Array Journey - Maximum sum rate

 Description: 

A pointer is at the first index of any array/Array list, and a sum start at the value of position. Move the pointer to the end of the array in the ranging from 1 to max step. At each step add the value of an array element at the pointer to the sum. Return the max sum that is achieved.

The utility code snippet for the above problem.

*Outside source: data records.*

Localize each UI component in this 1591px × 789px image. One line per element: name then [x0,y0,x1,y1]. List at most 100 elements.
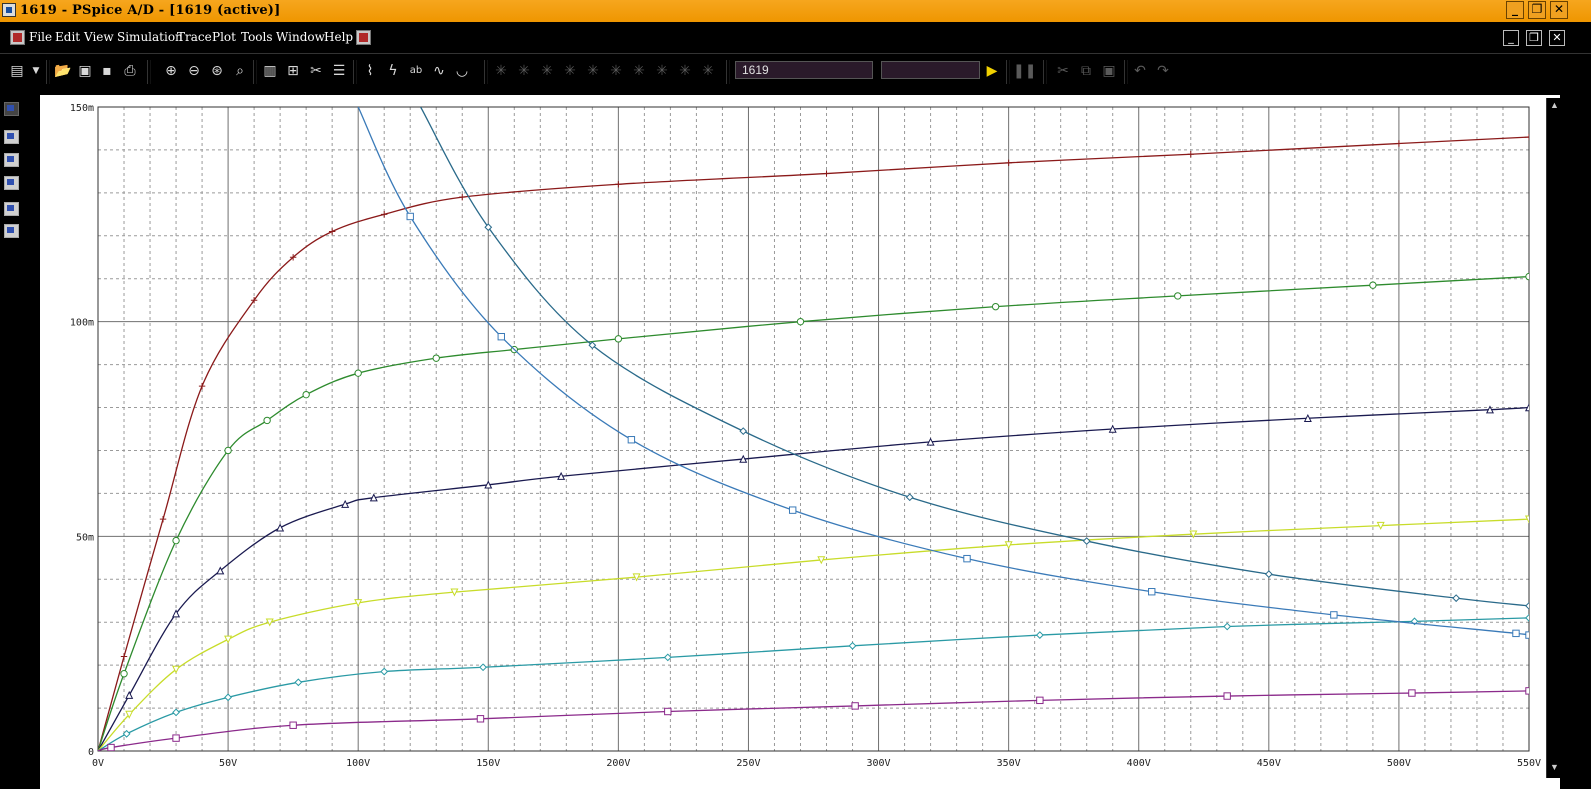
data-point-marker [851,702,859,710]
performance-analysis-icon[interactable]: ✂ [310,63,322,79]
cursor-slope-icon[interactable]: ✳ [541,63,553,79]
zoom-in-icon[interactable]: ⊕ [165,63,177,79]
restore-icon[interactable]: ❐ [1528,1,1546,19]
copy-icon[interactable]: ⧉ [1081,63,1091,79]
dock-waveform-icon[interactable] [4,130,19,144]
menu-plot[interactable]: Plot [212,30,236,44]
text-label-icon[interactable]: ab [409,65,423,76]
menu-tools[interactable]: Tools [241,30,273,44]
dock-output-icon[interactable] [4,153,19,167]
data-point-marker [823,170,830,177]
help-context-icon[interactable] [356,30,371,45]
data-point-marker [1452,594,1461,603]
mark-data-points-icon[interactable]: ◡ [455,63,469,79]
trace-line-4[interactable] [98,518,1529,751]
cursor-prev-transition-icon[interactable]: ✳ [679,63,691,79]
cut-icon[interactable]: ✂ [1057,63,1069,79]
trace-line-1[interactable] [98,136,1529,751]
data-point-marker [302,390,310,399]
simulation-profile-select[interactable]: 1619 [735,61,873,79]
fourier-icon[interactable]: ⊞ [287,63,299,79]
data-point-marker [1524,515,1529,524]
data-point-marker [198,382,206,390]
minimize-icon[interactable]: _ [1506,1,1524,19]
data-point-marker [432,354,440,362]
data-point-marker [1223,622,1232,631]
waveform-plot[interactable]: 0V 50V 100V 150V 200V 250V 300V 350V 400V 450V 500… [40,95,1560,789]
data-point-marker [1036,696,1044,705]
x-tick-label: 250V [736,758,760,769]
data-point-marker [1485,405,1494,414]
open-folder-icon[interactable]: 📂 [54,63,72,79]
menu-simulation[interactable]: Simulation [117,30,183,44]
child-restore-icon[interactable]: ❐ [1526,30,1542,46]
cursor-point-icon[interactable]: ✳ [610,63,622,79]
data-point-marker [663,653,672,662]
y-tick-label: 100m [70,318,94,329]
trace-line-6[interactable] [98,690,1529,751]
data-point-marker [1408,689,1416,697]
zoom-area-icon[interactable]: ⊛ [211,63,223,79]
cursor-trough-icon[interactable]: ✳ [518,63,530,79]
trace-line-8[interactable] [420,107,1529,607]
data-point-marker [848,641,857,650]
toggle-cursor-icon[interactable]: ∿ [433,63,445,79]
zoom-fit-icon[interactable]: ⌕ [236,63,244,79]
data-point-marker [739,427,748,436]
redo-icon[interactable]: ↷ [1157,63,1169,79]
cursor-peak-icon[interactable]: ✳ [495,63,507,79]
open-file-icon[interactable]: ▣ [78,63,92,79]
run-play-icon[interactable]: ▶ [986,63,998,79]
vertical-scrollbar[interactable]: ▲ ▼ [1546,98,1562,778]
x-tick-label: 350V [997,758,1021,769]
close-icon[interactable]: ✕ [1550,1,1568,19]
log-y-axis-icon[interactable]: ☰ [332,63,346,79]
dock-watch-icon[interactable] [4,202,19,216]
probe-plot-window[interactable]: 0V 50V 100V 150V 200V 250V 300V 350V 400V 450V 500… [40,95,1560,789]
data-point-marker [905,493,914,502]
trace-line-7[interactable] [357,107,1534,636]
cursor-label-icon[interactable]: ✳ [702,63,714,79]
pause-icon[interactable]: ❚❚ [1013,63,1037,79]
secondary-select[interactable] [881,61,980,79]
child-minimize-icon[interactable]: _ [1503,30,1519,46]
save-icon[interactable]: ▪ [102,63,112,79]
menu-file[interactable]: File [29,30,53,44]
data-point-marker [380,667,389,676]
undo-icon[interactable]: ↶ [1134,63,1146,79]
scroll-up-icon[interactable]: ▲ [1550,100,1559,110]
paste-icon[interactable]: ▣ [1102,63,1116,79]
data-point-marker [615,181,622,188]
chevron-down-icon[interactable]: ▼ [32,66,40,76]
new-document-icon[interactable]: ▤ [10,63,24,79]
data-point-marker [172,708,180,717]
data-point-marker [125,710,134,719]
menu-view[interactable]: View [84,30,114,44]
cursor-search-icon[interactable]: ✳ [633,63,645,79]
dock-netlist-icon[interactable] [4,176,19,190]
cursor-min-icon[interactable]: ✳ [564,63,576,79]
add-trace-icon[interactable]: ⌇ [366,63,374,79]
dock-simulation-status-icon[interactable] [4,224,19,238]
menu-trace[interactable]: Trace [177,30,212,44]
cursor-max-icon[interactable]: ✳ [587,63,599,79]
print-icon[interactable]: ⎙ [124,63,136,79]
eval-measurement-icon[interactable]: ϟ [388,63,398,79]
dock-grip-icon[interactable] [4,102,19,116]
menu-edit[interactable]: Edit [55,30,81,44]
menu-window[interactable]: Window [276,30,325,44]
zoom-out-icon[interactable]: ⊖ [188,63,200,79]
log-x-axis-icon[interactable]: ▥ [263,63,277,79]
child-close-icon[interactable]: ✕ [1549,30,1565,46]
menu-help[interactable]: Help [324,30,354,44]
data-point-marker [1525,631,1529,639]
scroll-down-icon[interactable]: ▼ [1550,762,1559,772]
x-tick-label: 400V [1127,758,1151,769]
document-menu-icon[interactable] [10,30,25,45]
data-point-marker [369,493,378,502]
data-point-marker [1395,140,1403,147]
x-tick-label: 450V [1257,758,1281,769]
cursor-next-transition-icon[interactable]: ✳ [656,63,668,79]
pspice-app-icon[interactable] [2,3,16,17]
trace-line-5[interactable] [98,617,1529,751]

    private static int calculateMaxSumRateWithMaxSteps(List<Integer> arrList, int maxSteps){

        Integer [] arr = arrList.toArray(new Integer[arrList.size()]);

        if(arr.length == 0){
            return arr[0];
        }
        if(arr.length == 1){
            return arr[1];
        }
        int firstSum = 0;
        int secondSum = 0;
        int outputSum = 0;
        int count = 0;
        for(int i = 0; i < arr.length; i++){
            if(i == 0){
                firstSum = arr[i]+arr[i+1];
                secondSum = arr[i]+arr[i+1+maxSteps-1];
                count +=maxSteps;
            }else{
                if(count <= arr.length){
                    firstSum = outputSum + arr[i+1];
                    secondSum = outputSum + arr[i+1+maxSteps-1];
                    count += maxSteps;
                }

            }
            if(firstSum>secondSum){
                outputSum = firstSum;
            }else{
                outputSum =secondSum;
            }

        }

        return outputSum;
    }
}